The owner of the account can thus authorize a transaction from its account by signing the parameters of the transaction with the corresponding private key. Upon reception of the transaction and the signature, the EVM will verify that the signature is valid for the target account, verify that the transaction nonce matches the account nonce, execute the transaction, and deduce the transaction fee from the account balance.
Let’s recap what we have learned so far
An account on Ethereum is made of three components:
- A state containing a balance and a nonce
- Hardcoded logic in the EVM to validate and execute a transaction from the account
- An address
We also know that the account is tightly coupled to a signer (keypair) through its address, which is derived from the public key of the signer, as well as its hardcoded logic which specifies exactly what is a valid signature from the signer.

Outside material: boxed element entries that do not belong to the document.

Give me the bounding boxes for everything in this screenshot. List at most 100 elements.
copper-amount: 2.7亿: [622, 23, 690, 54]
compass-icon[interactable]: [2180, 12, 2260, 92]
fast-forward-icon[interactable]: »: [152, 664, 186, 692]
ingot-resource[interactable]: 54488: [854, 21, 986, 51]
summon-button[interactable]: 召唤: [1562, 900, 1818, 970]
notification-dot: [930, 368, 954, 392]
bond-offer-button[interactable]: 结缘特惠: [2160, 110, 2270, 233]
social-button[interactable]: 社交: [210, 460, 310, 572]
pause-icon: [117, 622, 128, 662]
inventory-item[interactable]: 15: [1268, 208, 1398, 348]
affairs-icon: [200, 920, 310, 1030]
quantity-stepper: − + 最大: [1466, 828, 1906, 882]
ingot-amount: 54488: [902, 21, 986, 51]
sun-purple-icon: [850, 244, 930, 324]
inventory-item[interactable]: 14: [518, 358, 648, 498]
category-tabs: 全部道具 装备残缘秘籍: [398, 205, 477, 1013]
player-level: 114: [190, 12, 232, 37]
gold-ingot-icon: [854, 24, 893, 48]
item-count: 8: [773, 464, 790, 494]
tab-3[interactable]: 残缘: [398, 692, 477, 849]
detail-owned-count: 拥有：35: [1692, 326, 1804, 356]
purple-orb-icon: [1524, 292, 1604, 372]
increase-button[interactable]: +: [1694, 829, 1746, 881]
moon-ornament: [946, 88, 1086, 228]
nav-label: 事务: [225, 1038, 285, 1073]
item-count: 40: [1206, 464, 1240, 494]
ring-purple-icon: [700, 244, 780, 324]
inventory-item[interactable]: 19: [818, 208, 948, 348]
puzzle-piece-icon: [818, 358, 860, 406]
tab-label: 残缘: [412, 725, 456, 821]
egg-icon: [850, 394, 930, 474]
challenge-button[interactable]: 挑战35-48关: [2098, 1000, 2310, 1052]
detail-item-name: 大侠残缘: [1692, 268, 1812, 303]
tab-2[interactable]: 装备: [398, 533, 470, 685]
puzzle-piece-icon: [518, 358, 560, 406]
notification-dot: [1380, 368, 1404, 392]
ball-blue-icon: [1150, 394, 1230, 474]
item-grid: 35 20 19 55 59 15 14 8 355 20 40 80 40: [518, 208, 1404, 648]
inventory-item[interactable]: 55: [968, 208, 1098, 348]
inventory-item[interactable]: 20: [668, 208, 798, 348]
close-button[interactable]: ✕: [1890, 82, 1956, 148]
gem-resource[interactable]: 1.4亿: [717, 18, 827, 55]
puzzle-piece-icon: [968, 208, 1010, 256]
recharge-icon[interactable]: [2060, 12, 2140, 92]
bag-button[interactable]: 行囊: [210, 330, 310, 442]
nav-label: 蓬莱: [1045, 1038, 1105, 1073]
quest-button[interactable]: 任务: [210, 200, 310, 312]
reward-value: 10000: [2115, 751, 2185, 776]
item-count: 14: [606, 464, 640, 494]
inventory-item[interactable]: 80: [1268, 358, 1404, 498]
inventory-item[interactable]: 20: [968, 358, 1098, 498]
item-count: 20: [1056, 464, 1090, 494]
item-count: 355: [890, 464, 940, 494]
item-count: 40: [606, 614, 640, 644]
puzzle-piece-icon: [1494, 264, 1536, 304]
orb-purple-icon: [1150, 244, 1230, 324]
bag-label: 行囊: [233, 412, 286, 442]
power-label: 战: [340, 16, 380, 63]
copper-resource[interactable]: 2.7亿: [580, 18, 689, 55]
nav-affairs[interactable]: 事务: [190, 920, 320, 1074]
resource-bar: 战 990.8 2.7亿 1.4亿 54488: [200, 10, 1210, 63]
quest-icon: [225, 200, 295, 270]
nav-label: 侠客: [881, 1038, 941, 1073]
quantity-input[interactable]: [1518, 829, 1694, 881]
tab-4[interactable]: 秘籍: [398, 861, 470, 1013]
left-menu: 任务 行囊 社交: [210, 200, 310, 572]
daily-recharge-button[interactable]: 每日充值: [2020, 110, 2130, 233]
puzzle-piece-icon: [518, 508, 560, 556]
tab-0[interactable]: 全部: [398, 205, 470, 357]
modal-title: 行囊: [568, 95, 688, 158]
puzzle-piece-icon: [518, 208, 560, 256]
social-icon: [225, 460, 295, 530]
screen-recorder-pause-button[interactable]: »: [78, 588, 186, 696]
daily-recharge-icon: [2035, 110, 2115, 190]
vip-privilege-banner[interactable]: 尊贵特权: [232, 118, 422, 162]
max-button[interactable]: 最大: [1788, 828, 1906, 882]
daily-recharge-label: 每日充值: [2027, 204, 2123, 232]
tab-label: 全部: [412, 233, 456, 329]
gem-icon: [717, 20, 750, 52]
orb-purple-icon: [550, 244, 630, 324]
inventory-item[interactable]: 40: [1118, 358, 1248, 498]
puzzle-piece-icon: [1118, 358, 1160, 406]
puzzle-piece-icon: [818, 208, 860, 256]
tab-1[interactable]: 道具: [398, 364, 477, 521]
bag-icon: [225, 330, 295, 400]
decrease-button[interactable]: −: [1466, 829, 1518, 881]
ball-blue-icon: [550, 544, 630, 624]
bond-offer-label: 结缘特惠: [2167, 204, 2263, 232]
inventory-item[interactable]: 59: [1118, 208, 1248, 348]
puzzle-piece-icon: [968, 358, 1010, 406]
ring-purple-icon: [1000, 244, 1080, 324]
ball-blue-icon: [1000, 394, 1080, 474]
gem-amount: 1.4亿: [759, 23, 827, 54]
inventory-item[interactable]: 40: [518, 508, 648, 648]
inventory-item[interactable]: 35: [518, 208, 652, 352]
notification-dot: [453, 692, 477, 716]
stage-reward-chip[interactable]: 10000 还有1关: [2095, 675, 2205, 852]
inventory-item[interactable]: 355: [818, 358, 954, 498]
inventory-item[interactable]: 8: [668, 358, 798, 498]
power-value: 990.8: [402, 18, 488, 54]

The last point highlights a very important design choice of the Ethereum blockchain: the concept of Account (the object holding your tokens) and the concept of Signer (the object authorized to move these tokens) are basically the same thing! If you have a private key you automatically have an account at the associated address, and to own an account at a given address you must be in possession of the corresponding private key. That logic is hardcoded at the heart of the EVM.
That approach has the benefit of being simple to understand and simpler to implement. It’s also very easy to get started: simply generate a keypair on your computer and you are good to go.
And, more importantly, you can say catchy phrases like “Not your keys, not your coins”!
But this coupling of accounts and signers has also a lot of problems.
What if you lose your private key or someone else has it?
Because your private key is your account, losing your key means losing your account.
Even worse, if someone else has your private key they also have your account... and all the tokens it contains. And there is nothing you can do about it!
Hundreds of millions of dollars, if not billions, have already been lost or stolen because of a loss or theft of private keys.
Sure, you can use a hardware wallet, write your private key on a piece of metal, and store it in a safe. This was ok for the early adopters of the technology. But do we really believe that this experience can scale to billions more users?
What if you want to use a different signing scheme than ECDSA, or use a different elliptic curve? We know that quantum computers are coming and can break ECDSA.
Can we do better?
Yes, we can. And it’s simple to understand.
Let’s decouple the object holding your tokens (the account) from the object authorized to move these tokens (the signer).
How do you do that?
Turn accounts into smart contracts with their own logic to define what a valid transaction is. The only requirement is that they comply with a specific interface with methods to validate and execute transactions.
In computer science lingo we say that the account has been abstracted, hence the term: account abstraction.
And we can immediately see why it's so powerful. It’s no longer one-account-fits-all-use-cases. Instead, each user can have an account that is adapted to their needs.
- Do you want to use a different signing scheme than ECDSA? No problem, you can write an account for that.
- Do you want to use multiple keys to authorize transactions? No problem, you can write an account for that.
- Do you want to change the signer of your account every week? No problem, you can write an account for that.
The possibilities are endless and I’m looking forward to seeing what new use cases will emerge on chains that support account abstraction such as StarkNet and zkSync 2.0.
In part 2 of this series, I will discuss some concrete examples of features that are uniquely enabled by account abstraction and show why we believe at Argent that they are a game-changer for the adoption of blockchain technology.